ActualitéSport

SAISINE DU TAS PAR LE SÉNÉGAL: Le Club des avocats marocains accuse la FSF de « voyoucratie sportive »

Quelques heures après la conférence de presse tenue à Paris par le pool d’avocats de la Fédération sénégalaise de football (FSF), dans le cadre de la saisine du Tribunal arbitral du sport (TAS) contre une décision du Jury d’appel de la CAF, le Club des avocats du Maroc est monté au créneau avec une riposte musclée.
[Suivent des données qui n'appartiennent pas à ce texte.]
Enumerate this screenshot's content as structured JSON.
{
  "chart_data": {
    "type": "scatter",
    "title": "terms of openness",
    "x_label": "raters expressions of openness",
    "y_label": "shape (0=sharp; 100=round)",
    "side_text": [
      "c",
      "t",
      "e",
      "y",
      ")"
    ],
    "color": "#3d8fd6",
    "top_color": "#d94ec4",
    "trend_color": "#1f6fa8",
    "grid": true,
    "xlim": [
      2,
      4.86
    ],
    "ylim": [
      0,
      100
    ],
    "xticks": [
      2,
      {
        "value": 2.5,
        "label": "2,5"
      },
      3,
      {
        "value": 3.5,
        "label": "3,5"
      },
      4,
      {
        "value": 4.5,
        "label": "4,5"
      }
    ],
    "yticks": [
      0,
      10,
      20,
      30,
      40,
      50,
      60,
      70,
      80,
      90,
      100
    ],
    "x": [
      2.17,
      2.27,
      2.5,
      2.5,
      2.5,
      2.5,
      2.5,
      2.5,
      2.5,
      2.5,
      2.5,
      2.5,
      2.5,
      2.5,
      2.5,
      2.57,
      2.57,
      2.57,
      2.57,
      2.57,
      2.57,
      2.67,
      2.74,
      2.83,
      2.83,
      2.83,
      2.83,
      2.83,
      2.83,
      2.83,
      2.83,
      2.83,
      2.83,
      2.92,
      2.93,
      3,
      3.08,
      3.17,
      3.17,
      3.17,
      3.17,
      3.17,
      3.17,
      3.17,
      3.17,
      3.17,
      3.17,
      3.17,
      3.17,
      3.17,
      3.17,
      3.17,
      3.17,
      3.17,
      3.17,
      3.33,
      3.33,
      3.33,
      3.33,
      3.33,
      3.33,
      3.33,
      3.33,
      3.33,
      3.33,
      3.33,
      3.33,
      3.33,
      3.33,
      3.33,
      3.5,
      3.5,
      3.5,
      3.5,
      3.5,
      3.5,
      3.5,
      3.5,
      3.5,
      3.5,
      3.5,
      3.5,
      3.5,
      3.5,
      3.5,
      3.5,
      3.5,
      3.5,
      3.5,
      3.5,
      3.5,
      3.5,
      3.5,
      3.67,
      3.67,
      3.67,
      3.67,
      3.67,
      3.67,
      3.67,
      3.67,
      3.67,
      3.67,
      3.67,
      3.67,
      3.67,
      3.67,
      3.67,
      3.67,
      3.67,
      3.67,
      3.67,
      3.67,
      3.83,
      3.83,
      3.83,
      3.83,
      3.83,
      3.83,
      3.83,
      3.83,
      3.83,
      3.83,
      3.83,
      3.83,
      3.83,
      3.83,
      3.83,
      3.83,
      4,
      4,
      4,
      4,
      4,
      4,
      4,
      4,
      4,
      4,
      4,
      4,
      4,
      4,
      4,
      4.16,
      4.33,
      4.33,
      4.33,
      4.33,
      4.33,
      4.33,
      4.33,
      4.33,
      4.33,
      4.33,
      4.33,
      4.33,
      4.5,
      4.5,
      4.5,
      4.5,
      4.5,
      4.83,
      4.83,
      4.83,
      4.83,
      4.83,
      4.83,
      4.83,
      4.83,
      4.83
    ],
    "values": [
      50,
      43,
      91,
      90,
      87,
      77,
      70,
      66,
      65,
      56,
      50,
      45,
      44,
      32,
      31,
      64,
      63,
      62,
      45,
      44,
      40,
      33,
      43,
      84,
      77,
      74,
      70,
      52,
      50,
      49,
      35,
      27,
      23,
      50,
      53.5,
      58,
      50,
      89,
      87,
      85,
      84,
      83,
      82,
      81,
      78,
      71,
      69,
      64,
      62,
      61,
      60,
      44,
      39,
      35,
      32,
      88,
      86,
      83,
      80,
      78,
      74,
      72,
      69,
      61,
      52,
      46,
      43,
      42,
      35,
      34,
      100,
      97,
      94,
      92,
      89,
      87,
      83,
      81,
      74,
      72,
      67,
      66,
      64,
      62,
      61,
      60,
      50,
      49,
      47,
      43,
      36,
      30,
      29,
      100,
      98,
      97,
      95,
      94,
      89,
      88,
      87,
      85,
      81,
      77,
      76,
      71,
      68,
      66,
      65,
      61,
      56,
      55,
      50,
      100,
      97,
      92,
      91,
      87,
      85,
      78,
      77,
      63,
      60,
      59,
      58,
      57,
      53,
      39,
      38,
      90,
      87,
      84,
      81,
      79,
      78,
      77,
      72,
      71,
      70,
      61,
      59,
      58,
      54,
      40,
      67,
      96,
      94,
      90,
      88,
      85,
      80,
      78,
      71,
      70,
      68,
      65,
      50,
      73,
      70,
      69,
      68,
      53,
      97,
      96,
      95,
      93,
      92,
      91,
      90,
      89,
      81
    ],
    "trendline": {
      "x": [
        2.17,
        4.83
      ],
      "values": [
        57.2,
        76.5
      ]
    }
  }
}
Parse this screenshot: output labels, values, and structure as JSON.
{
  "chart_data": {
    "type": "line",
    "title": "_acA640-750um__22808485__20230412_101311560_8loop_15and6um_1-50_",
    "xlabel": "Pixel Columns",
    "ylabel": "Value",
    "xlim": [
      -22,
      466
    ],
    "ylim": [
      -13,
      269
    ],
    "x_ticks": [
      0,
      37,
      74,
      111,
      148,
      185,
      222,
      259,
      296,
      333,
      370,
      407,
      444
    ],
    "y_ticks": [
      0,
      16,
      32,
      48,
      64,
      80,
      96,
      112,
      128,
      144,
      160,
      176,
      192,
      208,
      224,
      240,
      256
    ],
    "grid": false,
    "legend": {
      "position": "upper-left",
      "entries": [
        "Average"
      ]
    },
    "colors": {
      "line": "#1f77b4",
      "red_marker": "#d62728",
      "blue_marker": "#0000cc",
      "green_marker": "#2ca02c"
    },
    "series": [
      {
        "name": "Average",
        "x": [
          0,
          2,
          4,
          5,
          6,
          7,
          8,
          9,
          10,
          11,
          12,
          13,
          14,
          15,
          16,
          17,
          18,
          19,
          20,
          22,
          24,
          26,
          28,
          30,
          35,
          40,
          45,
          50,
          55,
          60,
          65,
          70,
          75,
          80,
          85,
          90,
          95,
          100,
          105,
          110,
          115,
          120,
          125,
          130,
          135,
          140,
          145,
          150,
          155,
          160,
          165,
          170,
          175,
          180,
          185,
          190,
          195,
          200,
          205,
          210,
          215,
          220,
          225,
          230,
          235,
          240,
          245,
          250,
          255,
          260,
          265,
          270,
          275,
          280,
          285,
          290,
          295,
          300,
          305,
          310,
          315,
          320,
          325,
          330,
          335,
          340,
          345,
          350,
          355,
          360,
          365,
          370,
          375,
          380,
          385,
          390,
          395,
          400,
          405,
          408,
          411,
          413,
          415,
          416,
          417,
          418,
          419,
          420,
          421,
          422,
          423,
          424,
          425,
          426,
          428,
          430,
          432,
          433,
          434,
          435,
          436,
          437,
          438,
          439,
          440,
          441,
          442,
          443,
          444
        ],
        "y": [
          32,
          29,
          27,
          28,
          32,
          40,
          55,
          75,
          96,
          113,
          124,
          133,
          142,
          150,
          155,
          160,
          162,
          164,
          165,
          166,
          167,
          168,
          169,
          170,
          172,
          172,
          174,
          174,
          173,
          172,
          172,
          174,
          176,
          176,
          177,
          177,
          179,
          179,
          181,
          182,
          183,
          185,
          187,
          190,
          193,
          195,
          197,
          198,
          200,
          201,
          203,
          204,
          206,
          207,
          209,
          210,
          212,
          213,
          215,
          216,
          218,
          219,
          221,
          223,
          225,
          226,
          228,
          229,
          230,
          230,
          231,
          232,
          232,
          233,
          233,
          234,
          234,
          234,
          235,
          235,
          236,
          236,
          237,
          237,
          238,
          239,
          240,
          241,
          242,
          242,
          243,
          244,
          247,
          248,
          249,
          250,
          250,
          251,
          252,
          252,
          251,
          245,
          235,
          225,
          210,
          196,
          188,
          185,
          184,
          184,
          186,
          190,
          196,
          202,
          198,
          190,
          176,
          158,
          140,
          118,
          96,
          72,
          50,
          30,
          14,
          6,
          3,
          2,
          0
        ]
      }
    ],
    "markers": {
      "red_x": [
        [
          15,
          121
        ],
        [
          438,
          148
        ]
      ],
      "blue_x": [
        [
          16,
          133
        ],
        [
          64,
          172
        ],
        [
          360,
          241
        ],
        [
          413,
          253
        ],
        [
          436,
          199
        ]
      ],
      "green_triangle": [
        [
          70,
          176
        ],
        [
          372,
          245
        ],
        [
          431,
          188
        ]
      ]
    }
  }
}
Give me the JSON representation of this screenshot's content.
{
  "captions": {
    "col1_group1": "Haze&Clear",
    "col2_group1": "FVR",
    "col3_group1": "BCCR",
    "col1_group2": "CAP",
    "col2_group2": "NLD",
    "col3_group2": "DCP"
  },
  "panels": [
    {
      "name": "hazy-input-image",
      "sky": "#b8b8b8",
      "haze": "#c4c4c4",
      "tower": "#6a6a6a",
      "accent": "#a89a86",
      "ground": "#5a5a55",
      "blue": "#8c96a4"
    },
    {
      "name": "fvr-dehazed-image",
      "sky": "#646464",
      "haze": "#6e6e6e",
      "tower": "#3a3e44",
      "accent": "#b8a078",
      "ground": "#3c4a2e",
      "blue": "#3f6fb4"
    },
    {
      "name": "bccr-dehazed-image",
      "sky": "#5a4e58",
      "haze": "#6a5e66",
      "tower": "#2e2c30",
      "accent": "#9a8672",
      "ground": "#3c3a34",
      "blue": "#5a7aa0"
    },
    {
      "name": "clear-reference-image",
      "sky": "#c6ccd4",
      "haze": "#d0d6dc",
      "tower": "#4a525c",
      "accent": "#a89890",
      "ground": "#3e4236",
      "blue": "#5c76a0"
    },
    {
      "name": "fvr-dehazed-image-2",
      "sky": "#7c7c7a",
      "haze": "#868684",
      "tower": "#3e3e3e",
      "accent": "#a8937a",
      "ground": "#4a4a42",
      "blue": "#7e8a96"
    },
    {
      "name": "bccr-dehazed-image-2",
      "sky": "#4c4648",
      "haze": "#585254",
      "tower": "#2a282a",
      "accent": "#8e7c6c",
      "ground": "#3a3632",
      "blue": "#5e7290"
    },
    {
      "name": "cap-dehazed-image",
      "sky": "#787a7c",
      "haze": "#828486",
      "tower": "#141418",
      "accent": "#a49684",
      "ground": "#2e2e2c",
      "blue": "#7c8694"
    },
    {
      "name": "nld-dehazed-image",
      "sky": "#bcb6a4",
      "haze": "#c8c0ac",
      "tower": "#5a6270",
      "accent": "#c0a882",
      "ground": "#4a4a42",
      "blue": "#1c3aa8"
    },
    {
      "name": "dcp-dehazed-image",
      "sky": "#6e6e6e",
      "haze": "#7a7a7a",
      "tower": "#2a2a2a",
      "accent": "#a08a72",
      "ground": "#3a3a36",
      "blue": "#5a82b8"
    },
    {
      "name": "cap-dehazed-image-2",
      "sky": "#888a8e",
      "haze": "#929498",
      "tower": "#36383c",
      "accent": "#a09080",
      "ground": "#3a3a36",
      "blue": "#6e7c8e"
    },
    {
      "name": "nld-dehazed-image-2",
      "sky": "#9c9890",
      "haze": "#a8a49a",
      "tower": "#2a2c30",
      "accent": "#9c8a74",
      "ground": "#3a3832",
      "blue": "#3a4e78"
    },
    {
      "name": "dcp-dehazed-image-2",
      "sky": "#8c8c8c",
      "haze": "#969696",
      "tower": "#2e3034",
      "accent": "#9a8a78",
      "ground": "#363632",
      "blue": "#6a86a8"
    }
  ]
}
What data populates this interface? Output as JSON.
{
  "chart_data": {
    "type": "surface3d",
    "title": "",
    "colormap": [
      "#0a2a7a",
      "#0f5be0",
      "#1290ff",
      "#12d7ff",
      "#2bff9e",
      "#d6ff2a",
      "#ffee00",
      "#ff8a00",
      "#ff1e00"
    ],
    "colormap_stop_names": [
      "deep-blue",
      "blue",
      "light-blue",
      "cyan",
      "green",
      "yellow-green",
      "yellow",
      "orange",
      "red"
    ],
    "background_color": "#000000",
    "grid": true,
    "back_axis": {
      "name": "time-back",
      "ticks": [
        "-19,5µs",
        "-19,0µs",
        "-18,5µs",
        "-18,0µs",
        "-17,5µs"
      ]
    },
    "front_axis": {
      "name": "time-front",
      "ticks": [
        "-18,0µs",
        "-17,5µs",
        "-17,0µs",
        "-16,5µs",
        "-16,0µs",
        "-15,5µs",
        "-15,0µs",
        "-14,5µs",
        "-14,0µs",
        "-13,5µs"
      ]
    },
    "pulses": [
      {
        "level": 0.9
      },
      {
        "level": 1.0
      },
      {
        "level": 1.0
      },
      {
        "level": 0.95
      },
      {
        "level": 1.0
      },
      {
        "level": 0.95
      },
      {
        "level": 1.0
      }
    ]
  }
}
Dans un communiqué au ton particulièrement désobligeant, les avocats marocains critiquent le registre lexical employé par le président de la FSF, qualifié de « médiéval » et « belliqueux ». Ils pointent notamment l’usage de l’expression « croisade morale et juridique », estimant qu’« on ne plaide pas une cause technique avec les mots de la guerre ». À leurs yeux, ces déclarations traduisent une « fébrilité manifeste » et relèvent davantage de l’émotion que d’une argumentation juridique solide, dans le cadre d’une procédure qu’ils jugent « pleinement contradictoire ».
Sur le fond, les avocats marocains défendent vigoureusement la décision contestée, qu’ils présentent comme une avancée jurisprudentielle importante. Selon eux, elle vient combler un vide réglementaire concernant les cas d’abandon de terrain et s’inscrit dans la continuité de la jurisprudence du TAS. Une décision appelée, affirment-ils, à « faire date » et à marquer « la fin de l’ère de la ‘Baltaja’ (voyoucratie sportive) sur les pelouses africaines », en mettant un terme aux pratiques de pression ou de retrait.
Le communiqué rejette également les accusations de « chantage diplomatique » liées à l’incarcération de 18 supporters, évoquées par la partie sénégalaise. Les avocats marocains estiment que ces poursuites reposent sur des « preuves vidéographiques irréfutables » et relèvent exclusivement du champ judiciaire. Ils dénoncent à ce titre une « atteinte à la souveraineté judiciaire du Royaume du Maroc », rappelant que la justice marocaine agit « avec rigueur et indépendance », en dehors de toute considération sportive.
Enfin, dans une attaque plus directe, ils estiment que le président de la FSF « n’est pas fondé à distribuer des brevets d’éthique », en référence à des soupçons de corruption évoqués dans son environnement, ajoutant ainsi une dimension politique et morale à une controverse déjà très tendue sur le terrain juridique.